SG5-054|地理総合・地理探究 対策問題
SDGs(持続可能な開発目標)の説明として最も適切なものはどれか。
解答・解説を見る
正解: 4
正解
2015年に国連で採択された2030年までの国際目標で、貧困や気候変動など17の目標を掲げ、先進国を含むすべての国が取り組む
この問題のポイント
SDGsの基本的な枠組みを問う。17目標・2030年・すべての国が対象という三つの要素を正確に押さえているかが鍵。
解説
**SDGs(持続可能な開発目標)は、2015年の国連サミットで採択された、2030年までに達成を目指す国際目標である。
貧困や飢餓の撲滅、質の高い教育、ジェンダー平等、安全な水、エネルギー、気候変動への対策、海と陸の生態系の保全、平和と公正など、17の目標と169のターゲットから成り、「誰一人取り残さない」**を基本理念とする。
重要なのは、途上国の開発問題だけでなく、気候変動やつくる責任・つかう責任など、先進国を含むすべての国が取り組むべき課題を掲げた点である。前身のMDGs(ミレニアム開発目標)が主に途上国を対象としたのに対し、SDGsは普遍的な目標へと拡張された。
法的拘束力を持つ条約ではないが、各国政府のほか、企業・自治体・学校など社会のあらゆる主体が達成に向けた行動を求められている。
ひっかけポイント
「途上国だけが対象」「環境だけの目標」と範囲を狭める選択肢が定番の型。

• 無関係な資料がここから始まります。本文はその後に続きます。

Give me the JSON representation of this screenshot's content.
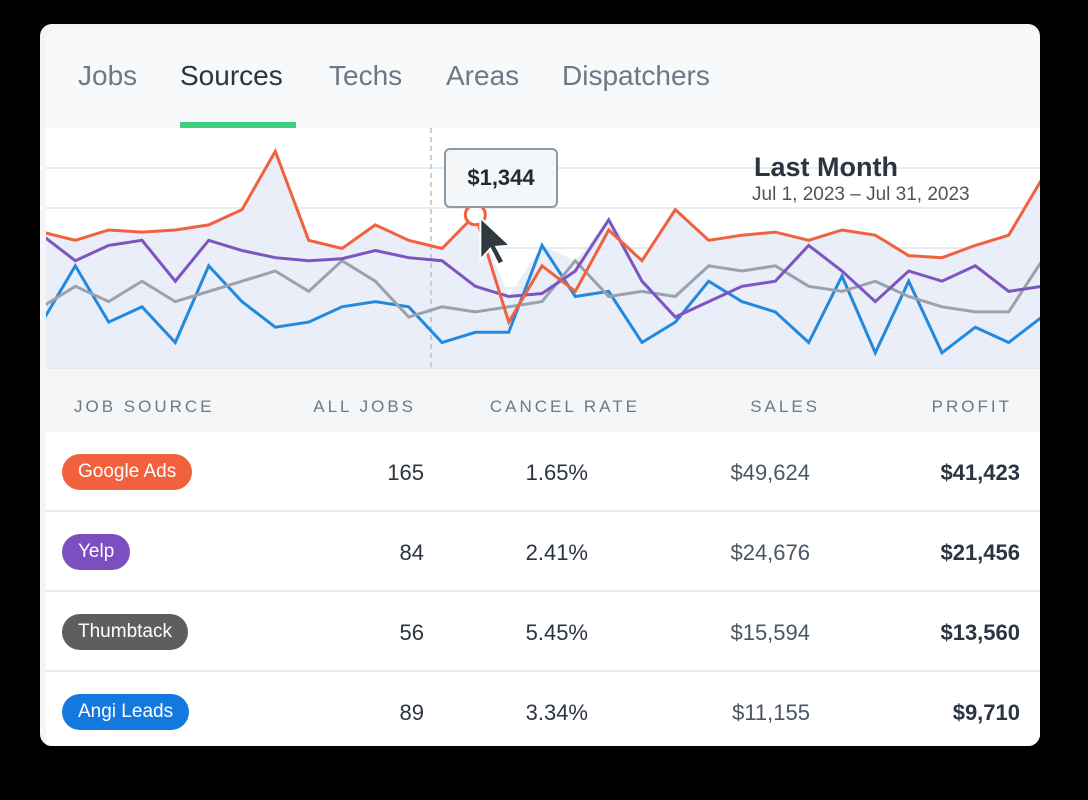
{
  "tabs": [
    {
      "label": "Jobs"
    },
    {
      "label": "Sources"
    },
    {
      "label": "Techs"
    },
    {
      "label": "Areas"
    },
    {
      "label": "Dispatchers"
    }
  ],
  "active_tab": "Sources",
  "tooltip": {
    "value": "$1,344"
  },
  "period": {
    "title": "Last Month",
    "range": "Jul 1, 2023 – Jul 31, 2023"
  },
  "table": {
    "headers": [
      "JOB SOURCE",
      "ALL JOBS",
      "CANCEL RATE",
      "SALES",
      "PROFIT"
    ],
    "rows": [
      {
        "source": "Google Ads",
        "color": "#f2613d",
        "jobs": "165",
        "cancel_rate": "1.65%",
        "sales": "$49,624",
        "profit": "$41,423"
      },
      {
        "source": "Yelp",
        "color": "#7b4fbf",
        "jobs": "84",
        "cancel_rate": "2.41%",
        "sales": "$24,676",
        "profit": "$21,456"
      },
      {
        "source": "Thumbtack",
        "color": "#5e5e5e",
        "jobs": "56",
        "cancel_rate": "5.45%",
        "sales": "$15,594",
        "profit": "$13,560"
      },
      {
        "source": "Angi Leads",
        "color": "#1479de",
        "jobs": "89",
        "cancel_rate": "3.34%",
        "sales": "$11,155",
        "profit": "$9,710"
      }
    ]
  },
  "chart_data": {
    "type": "line",
    "ylim": [
      0,
      220
    ],
    "series": [
      {
        "name": "Google Ads",
        "color": "#f0623f",
        "values": [
          128,
          120,
          130,
          128,
          130,
          135,
          150,
          207,
          120,
          112,
          135,
          120,
          112,
          145,
          40,
          95,
          70,
          130,
          100,
          150,
          120,
          125,
          128,
          120,
          130,
          125,
          105,
          103,
          115,
          125,
          180
        ]
      },
      {
        "name": "Yelp",
        "color": "#7d55c0",
        "values": [
          125,
          100,
          115,
          120,
          80,
          120,
          110,
          103,
          100,
          102,
          110,
          103,
          100,
          75,
          65,
          68,
          90,
          140,
          80,
          45,
          60,
          75,
          80,
          115,
          90,
          60,
          90,
          80,
          95,
          70,
          75
        ]
      },
      {
        "name": "Thumbtack",
        "color": "#9aa3ad",
        "values": [
          55,
          75,
          60,
          80,
          60,
          70,
          80,
          90,
          70,
          100,
          80,
          45,
          55,
          50,
          55,
          60,
          100,
          65,
          70,
          65,
          95,
          90,
          95,
          75,
          70,
          80,
          65,
          55,
          50,
          50,
          100
        ]
      },
      {
        "name": "Angi Leads",
        "color": "#2489dc",
        "values": [
          40,
          95,
          40,
          55,
          20,
          95,
          60,
          35,
          40,
          55,
          60,
          55,
          20,
          30,
          30,
          115,
          65,
          70,
          20,
          40,
          80,
          60,
          50,
          20,
          85,
          10,
          80,
          10,
          35,
          20,
          45
        ]
      }
    ]
  }
}
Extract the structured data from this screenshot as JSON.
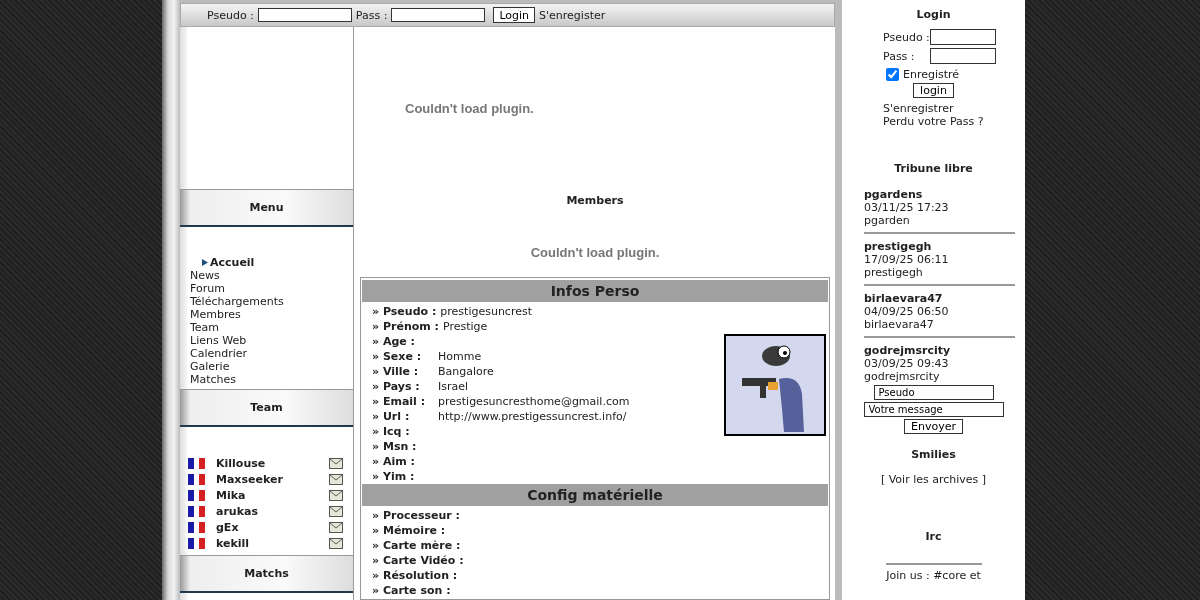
{
  "top_bar": {
    "pseudo_label": "Pseudo :",
    "pass_label": "Pass :",
    "login_button": "Login",
    "register_link": "S'enregister"
  },
  "menu": {
    "title": "Menu",
    "items": [
      {
        "label": "Accueil",
        "selected": true
      },
      {
        "label": "News",
        "selected": false
      },
      {
        "label": "Forum",
        "selected": false
      },
      {
        "label": "Téléchargements",
        "selected": false
      },
      {
        "label": "Membres",
        "selected": false
      },
      {
        "label": "Team",
        "selected": false
      },
      {
        "label": "Liens Web",
        "selected": false
      },
      {
        "label": "Calendrier",
        "selected": false
      },
      {
        "label": "Galerie",
        "selected": false
      },
      {
        "label": "Matches",
        "selected": false
      }
    ]
  },
  "team": {
    "title": "Team",
    "members": [
      {
        "name": "Killouse"
      },
      {
        "name": "Maxseeker"
      },
      {
        "name": "Mika"
      },
      {
        "name": "arukas"
      },
      {
        "name": "gEx"
      },
      {
        "name": "kekill"
      }
    ]
  },
  "matchs": {
    "title": "Matchs"
  },
  "center": {
    "plugin_message_top": "Couldn't load plugin.",
    "members_title": "Members",
    "plugin_message_bottom": "Couldn't load plugin."
  },
  "profile": {
    "sections": [
      {
        "title": "Infos Perso",
        "fields": [
          {
            "label": "» Pseudo :",
            "value": "prestigesuncrest"
          },
          {
            "label": "» Prénom :",
            "value": "Prestige"
          },
          {
            "label": "» Age :"
          },
          {
            "label": "» Sexe :",
            "value": "Homme"
          },
          {
            "label": "» Ville :",
            "value": "Bangalore"
          },
          {
            "label": "» Pays :",
            "value": "Israel"
          },
          {
            "label": "» Email :",
            "value": "prestigesuncresthome@gmail.com"
          },
          {
            "label": "» Url :",
            "value": "http://www.prestigessuncrest.info/"
          },
          {
            "label": "» Icq :"
          },
          {
            "label": "» Msn :"
          },
          {
            "label": "» Aim :"
          },
          {
            "label": "» Yim :"
          }
        ]
      },
      {
        "title": "Config matérielle",
        "fields": [
          {
            "label": "» Processeur :"
          },
          {
            "label": "» Mémoire :"
          },
          {
            "label": "» Carte mère :"
          },
          {
            "label": "» Carte Vidéo :"
          },
          {
            "label": "» Résolution :"
          },
          {
            "label": "» Carte son :"
          }
        ]
      }
    ]
  },
  "login": {
    "title": "Login",
    "pseudo_label": "Pseudo :",
    "pass_label": "Pass :",
    "remember": {
      "label": "Enregistré",
      "checked": true
    },
    "button": "login",
    "links": [
      "S'enregistrer",
      "Perdu votre Pass ?"
    ]
  },
  "tribune": {
    "title": "Tribune libre",
    "posts": [
      {
        "author": "pgardens",
        "date": "03/11/25 17:23",
        "message": "pgarden"
      },
      {
        "author": "prestigegh",
        "date": "17/09/25 06:11",
        "message": "prestigegh"
      },
      {
        "author": "birlaevara47",
        "date": "04/09/25 06:50",
        "message": "birlaevara47"
      },
      {
        "author": "godrejmsrcity",
        "date": "03/09/25 09:43",
        "message": "godrejmsrcity"
      }
    ],
    "pseudo_field": "Pseudo",
    "message_field": "Votre message",
    "send_button": "Envoyer"
  },
  "smilies": {
    "title": "Smilies",
    "archives_link": "[ Voir les archives ]"
  },
  "irc": {
    "title": "Irc",
    "text": "Join us : #core et"
  }
}
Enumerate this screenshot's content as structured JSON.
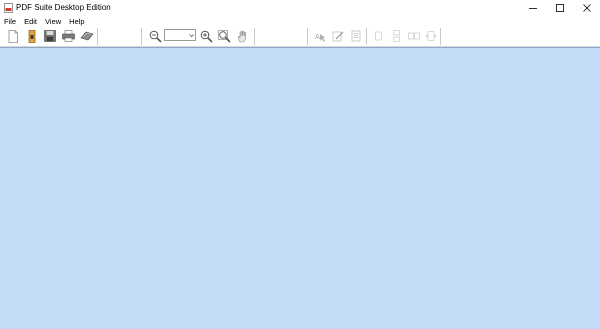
{
  "window": {
    "title": "PDF Suite Desktop Edition",
    "app_icon": "pdf-suite-app-icon",
    "controls": [
      "minimize-icon",
      "maximize-icon",
      "close-icon"
    ]
  },
  "menu": {
    "items": [
      {
        "label": "File"
      },
      {
        "label": "Edit"
      },
      {
        "label": "View"
      },
      {
        "label": "Help"
      }
    ]
  },
  "toolbar": {
    "file_group": [
      "new-document-icon",
      "open-folder-icon",
      "save-icon",
      "print-icon",
      "scan-icon"
    ],
    "zoom_group": [
      "zoom-out-icon",
      "zoom-in-icon",
      "zoom-fit-icon",
      "hand-tool-icon"
    ],
    "zoom_value": "",
    "edit_group": [
      "select-text-icon",
      "edit-text-icon",
      "properties-icon"
    ],
    "layout_group": [
      "single-page-icon",
      "continuous-page-icon",
      "facing-page-icon",
      "fit-width-icon"
    ]
  },
  "colors": {
    "doc_background": "#c3dbf7",
    "window_background": "#ffffff"
  }
}
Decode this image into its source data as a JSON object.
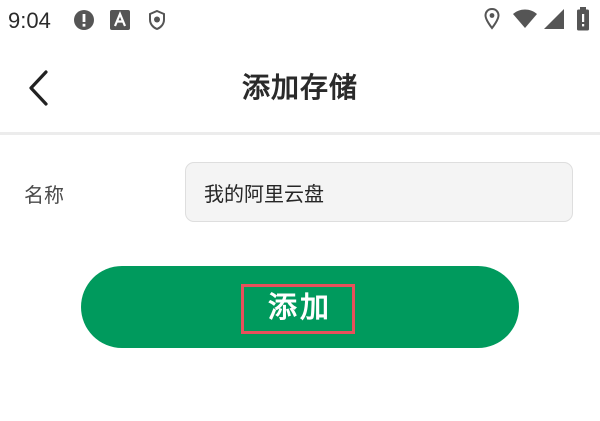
{
  "status_bar": {
    "time": "9:04",
    "icons": [
      "alert-icon",
      "app-a-icon",
      "shield-icon",
      "location-icon",
      "wifi-icon",
      "signal-icon",
      "battery-icon"
    ]
  },
  "header": {
    "title": "添加存储",
    "back_icon": "chevron-left-icon"
  },
  "form": {
    "name_label": "名称",
    "name_value": "我的阿里云盘"
  },
  "actions": {
    "add_label": "添加"
  },
  "colors": {
    "primary": "#009a5d",
    "highlight": "#e8505b",
    "field_bg": "#f4f4f4",
    "divider": "#ececec"
  }
}
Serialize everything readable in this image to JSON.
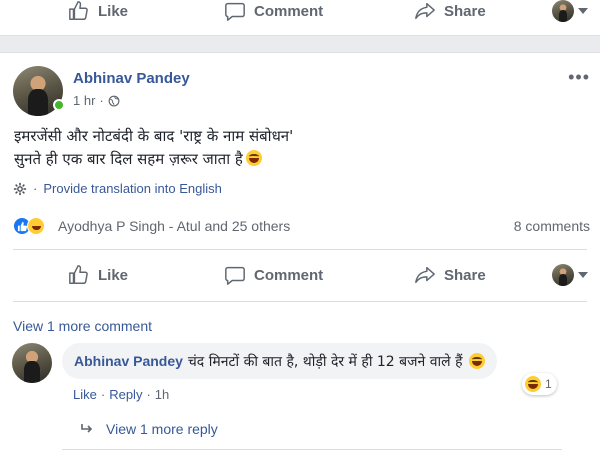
{
  "top_bar": {
    "like_label": "Like",
    "comment_label": "Comment",
    "share_label": "Share"
  },
  "post": {
    "author": "Abhinav Pandey",
    "timestamp": "1 hr",
    "privacy_icon": "globe-icon",
    "text_line1": "इमरजेंसी और नोटबंदी के बाद 'राष्ट्र के नाम संबोधन'",
    "text_line2": "सुनते ही एक बार दिल सहम ज़रूर जाता है",
    "translate_label": "Provide translation into English",
    "reactors": "Ayodhya P Singh - Atul and 25 others",
    "comment_count": "8 comments"
  },
  "actions": {
    "like_label": "Like",
    "comment_label": "Comment",
    "share_label": "Share"
  },
  "comments": {
    "view_more_label": "View 1 more comment",
    "comment": {
      "author": "Abhinav Pandey",
      "text": "चंद मिनटों की बात है, थोड़ी देर में ही 12 बजने वाले हैं",
      "reaction_count": "1",
      "like_label": "Like",
      "reply_label": "Reply",
      "separator": "·",
      "time": "1h"
    },
    "view_more_reply_label": "View 1 more reply"
  },
  "colors": {
    "link": "#385898",
    "muted": "#606770",
    "online": "#42b72a",
    "like_blue": "#1877f2",
    "background": "#e9ebee"
  }
}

SDGsは全ての国・幅広い分野を対象とし、罰則付きの条約ではない点も確認しておく。
選択肢の確認
①「発展途上国だけを対象とし、先進国には取り組みが求められていない」
❌ 誤り。
誤答理由: 前身のMDGsが主に途上国を対象としたのに対し、SDGsは先進国を含むすべての国に取り組みを求める普遍的な目標である。
②「環境分野に限定された目標であり、貧困や教育は含まれていない」
❌ 誤り。
誤答理由: SDGsは環境だけでなく、貧困・飢餓・教育・ジェンダー・平和など経済・社会・環境にわたる17の幅広い目標を掲げている。
③「違反した国に罰則を科す法的拘束力の強い条約である」
❌ 誤り。
誤答理由: SDGsは法的拘束力を持つ条約ではなく、罰則もない。各主体の自発的な取り組みを促す国際目標である。
④「2015年に国連で採択された2030年までの国際目標で、貧困や気候変動など17の目標を掲げ、先進国を含むすべての国が取り組む」
✅ 正しい。
正解。SDGsは2015年に国連で採択された2030年までの国際目標で、17目標から成り、誰一人取り残さないを理念に先進国を含む全ての国が取り組む。
覚えるポイント
- 2015年国連採択、2030年までの17目標
- 理念は「誰一人取り残さない」
- 先進国を含む全ての国・あらゆる主体が対象
共通テスト攻略
- 知識を関係で再現:用語を単独で思い出すだけでなく、「いつ・誰が・何のために・何を行い・何が変わったか」を一続きにして選択肢と照合する。
- 消去の軸を固定:各選択肢を「時期・主体・目的・内容・結果」に分け、一か所でも歴史的対応がずれるものを消す。語句が一部合うだけで選ばない。